Swimming pool - Francois Ozon

Swimming pool - Francois Ozon - 2003 - 102'

Un'inquadratura finale che è tra le più brutte mai viste da me in anni di appassionata visione rovina il ricordo del film visto ormai diversi giorni fa. Perché il film non è un capolavoro, ma non è nemmeno così superficiale come vorrebbe sembrare. Dietro il solito esercizio di stile - ché Ozon anche questa volta costruisce una gabbia -, c'è un film godibile, che si permette addirittura un paio di riflessioni non così banali.


In una struttura narrativa classica e apparentemente bloccata, Ozon sposta però i tempi delle strutture del racconto: il thriller arriva in ritardo per essere davvero un thriller, i personaggi entrano in confidenza presto e non è più un film sullo scontro tra due personalità, potrebbe essere Lolita ma questa scia viene fortunatamente abbandonata dopo poco. Non siamo neppure di fronte a un film alla Chabrol, che pure viene ampiamente evocato, perché se è vero che la descrizione della provincia francese è presente, gli obiettivi sono altri, e quando verso la fine fa capolino una nana lynchiana non si possono avere più dubbi; Ozon costruisce un film serio come uno scherzo anche questa volta. Non siamo di fronte a un autore da movimenti di macchina complessi, o dalle vocazioni postmoderne che in questo momento sono quelle che più colpiscono il pubblico e le giurie dei festival. Ozon è un regista francese classico, gli piace giocare intorno alle strutture del racconto francese tradizionale e tra le pieghe delle regole del cinema narrativo più consolidato.
La riflessione del film è tutta intorno alla difficoltà della scrittura e sopratutto alla difficoltà della pagina bianca; lì ha il suo interesse e il suo centro fin dall'inizio. Ozon è abilissimo a mostrarlo e a nasconderlo subito dopo, facendoci vedere altri possibili film che non esistono, non possono esistere, o sono già esistiti. Senza scomodare Otto e mezzo - non è il caso -, è evidente però che ci si trova di fronte alla stessa domanda: di cosa parlo? Quale film mi interessa? E come si scrive in questo momento un film? Che una delle due protagoniste debba invece scrivere un best-seller o un romanzo più personale, non ha nessuna importanza. La domanda è cinematografica quanto meno nella misura in cui stiamo guardando un film.

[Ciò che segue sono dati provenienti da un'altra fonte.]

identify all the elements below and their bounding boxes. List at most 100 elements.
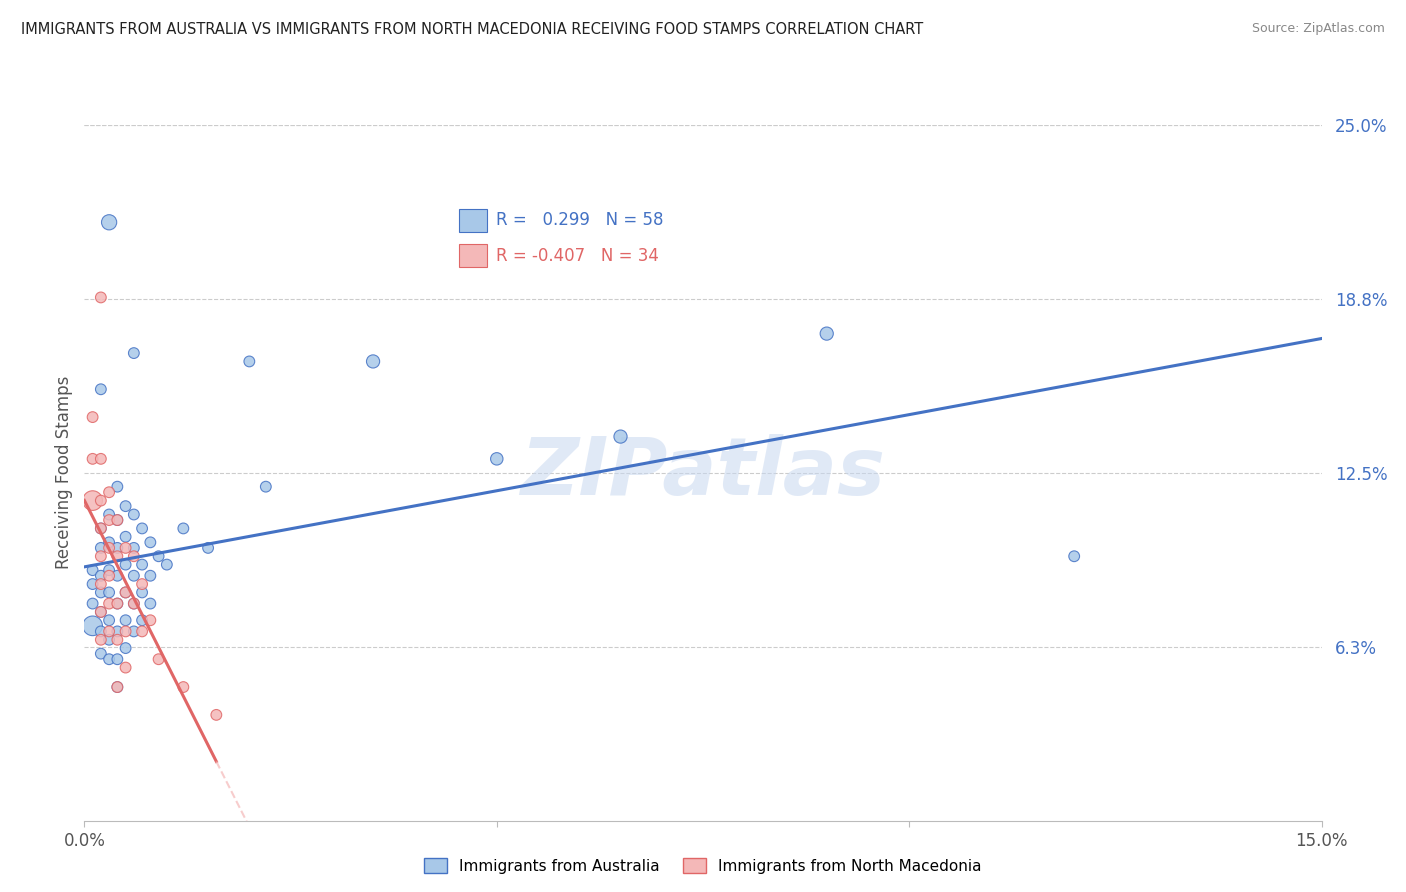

C'è molto sesso, o meglio, c'è praticamente lungo tutte le due ore quasi del film un'atmosfera di esplosione sessuale che Ozon è molto bravo a non far diventare mai eccessivamente morbosa, nonostante i rischi presi siano veramente molto grossi. Ci riesce perché il sesso è il motore delle azioni delle protagoniste ma sempre come strumento o come pensiero per creare benessere. Paradossalmente il sesso così continuamente esposto è solo psicologico, quasi mai fisico, nemmeno nelle scene in cui Ludivine Sagnier fa l'amore con gli uomini di una notte. E uno dei colpi di genio di Ozon è di far fare l'amore alla Sagnier con uomini sinceramente orribili. Il rischio Lolita, l'ho già detto, era seriamente in agguato. Averlo scongiurato è sintomo di grande padronanza di scrittura. La Sagnier, con un carisma migliorabile, e Charlotte Rampling, meravigliosa, credibile in ogni secondo, danno una grossa mano. 


Prima di perdermi, come quasi sempre, in varie divagazioni, dicevo: il fulcro del film è il problema della scrittura, che è un problema che trascende dalla letteratura e che coinvolge evidentemente tutte le arti che di una scrittura hanno bisogno. Ozon è bravo a costruire un personaggio archetipico in grado di veicolare con una notevole dose d'ironia alcuni problemi degli scrittori altrimenti difficilmente sostenibili in un film. La Rampling è strepitosa. 
Inspiegabile arriva la scena finale, con questo saluto posticcio e rivelatore di una verità già emersa. Più ci penso più non trovo una soluzione a quello che sembra sempre più un enigma. Cosa ha pensato Ozon non dico per girare, ma per inserire al montaggio, una scena così?